Phyllis Lambert Design Montral Grant call for entries
Élaine Ayotte, Ville de Montréal Executive Committee member responsible for culture, heritage and design, is pleased to announce the sixth Phyllis Lambert Design Montréal Grant. Aimed at young design professionals, this annual grant is intended to recognize and promote the talent of emerging designers in Montreal and to advance their professional recognition. The 2013 winner, to be named in November 2013, will receive a $10,000 grant for a professional development activity in one of the 34 cities of the UNESCO Creative Cities Network, of which Montreal is a member as a City of Design.
“Designers are among Montreal’s most highly valued creative forces,” Ms. Ayotte said. “The city is proud to contribute to the professional development of our emerging designers, encouraging them to enrich their knowledge of urban design by drawing inspiration from other examples and practices internationally, through exchanges between designers from here and abroad.”
The Phyllis Lambert Design Montréal Grant rewards the talent of a Montreal designer with fewer than 10 years’ professional practice who has stood out due to the exceptional quality of his or her studies and work, as well as for particular interest in the city. The grant must be used for a professional development project, such as a study trip, a work internship or participation in a competition, design workshop, symposium or other pertinent activity for advancing a young design career.
The members of the 2013 jury are: Martin Houle, Architect, and Founder and Director of Kollectif; Mario Mercier, Partner and Creative Director, orangetango; Gilles Saucier, Partner and Architect, Saucier + Perrotte; and Nancy Shoiry, Senior Director, Service de la mise en valeur du territoire, Ville de Montréal.
Recipients of the grant benefit from a promotional campaign designed to enhance their profile within the design community as well as in the eyes of the general public.
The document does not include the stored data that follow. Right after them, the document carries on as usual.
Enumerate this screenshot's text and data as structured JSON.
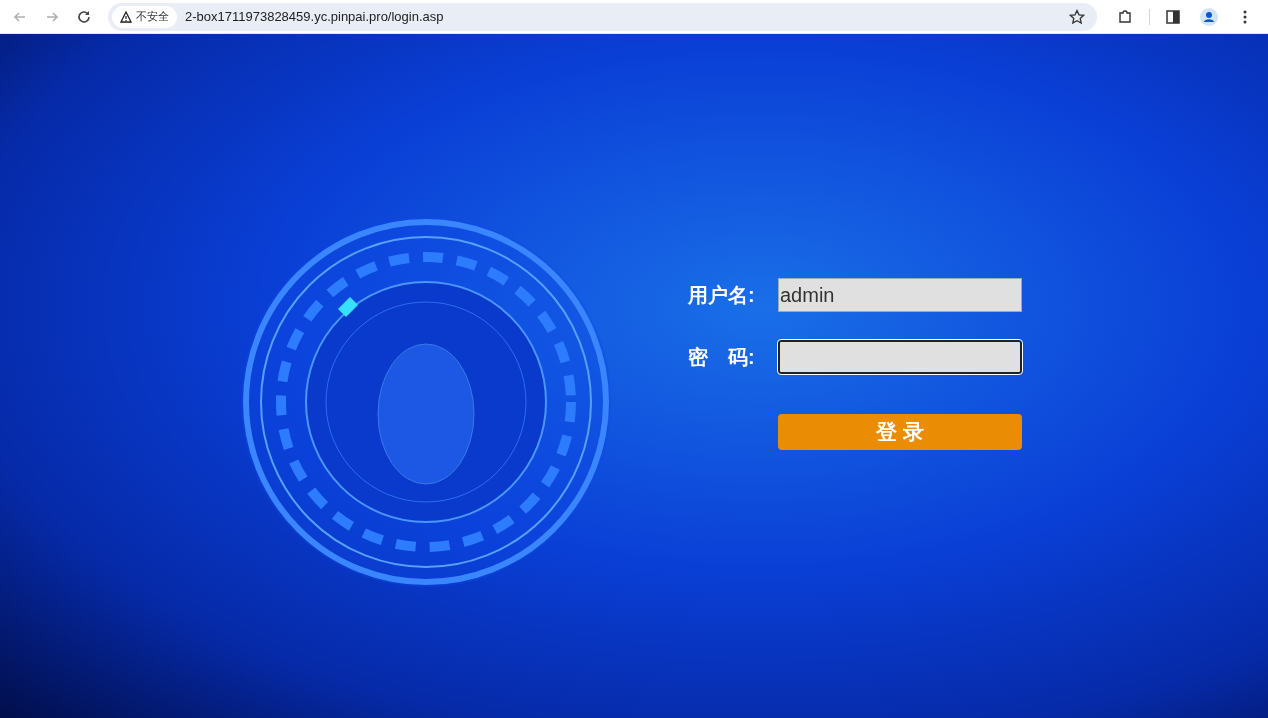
{
  "browser": {
    "security_label": "不安全",
    "url": "2-box1711973828459.yc.pinpai.pro/login.asp"
  },
  "login_form": {
    "fields": [
      {
        "label": "用户名:",
        "value": "admin",
        "focused": false
      },
      {
        "label": "密　码:",
        "focused": true
      }
    ],
    "submit": "登 录"
  }
}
Through the UNESCO Creative Cities Network, many of them receive invitations to show their work internationally, in the process growing their reach and reputation beyond Quebec’s borders.
The previous recipients of the Phyllis Lambert Design Montréal Grant are: Eugénie Manseau and Philippe Carreau (2012) and industrial designers Studio Dikini for their project to explore various ways that street furniture is used, and new technologies, on a study trip to Seoul; Guillaume Sasseville (2011), industrial designer and principal of SSSVL, for his project Verre commun, a series of glasses and cups inspired by drinking glasses mass-produced in early 20th-century Montreal and designed in Graz, Austria; Mouna Andraos and Melissa Mongiat (2010), designers involved in interactive design and design environments, for their project to create a series of object prototypes in connection with the Open Design City Lab in Berlin; Ying Gao (2009), university professor and fashion designer, for her project to design modular garments whose production is inspired directly by transformations in the urban environments of Berlin and Nagoya; and Philippe Lamarre (2008), graphic designer, publisher and co-founder of the multidisciplinary design studio Toxa, for his project to create a collaborative website on vernacular graphic design in Buenos Aires, Berlin and Montreal.
Interested candidates are invited to complete the registration form available at www.mtlunescodesign.com and submit their applications no later than 4:30pm on October 4, 2013 at the following address: Phyllis Lambert Design Montréal Grant, Bureau du design, Attn.: Stéphanie Jecrois, Ville de Montréal
303, rue Notre-Dame Est, 6th floor, Montréal, Québec H2Y 3Y8.
Created by the Ville de Montréal in 2008, the grant is named in honour of Phyllis Lambert, a great Montrealer and staunch advocate of emerging designers. It underscores her remarkable contribution to Montréal’s international reputation and its citizens’ quality of life as well as her decisive influence on the quality of urban planning, architecture, heritage and design in the city.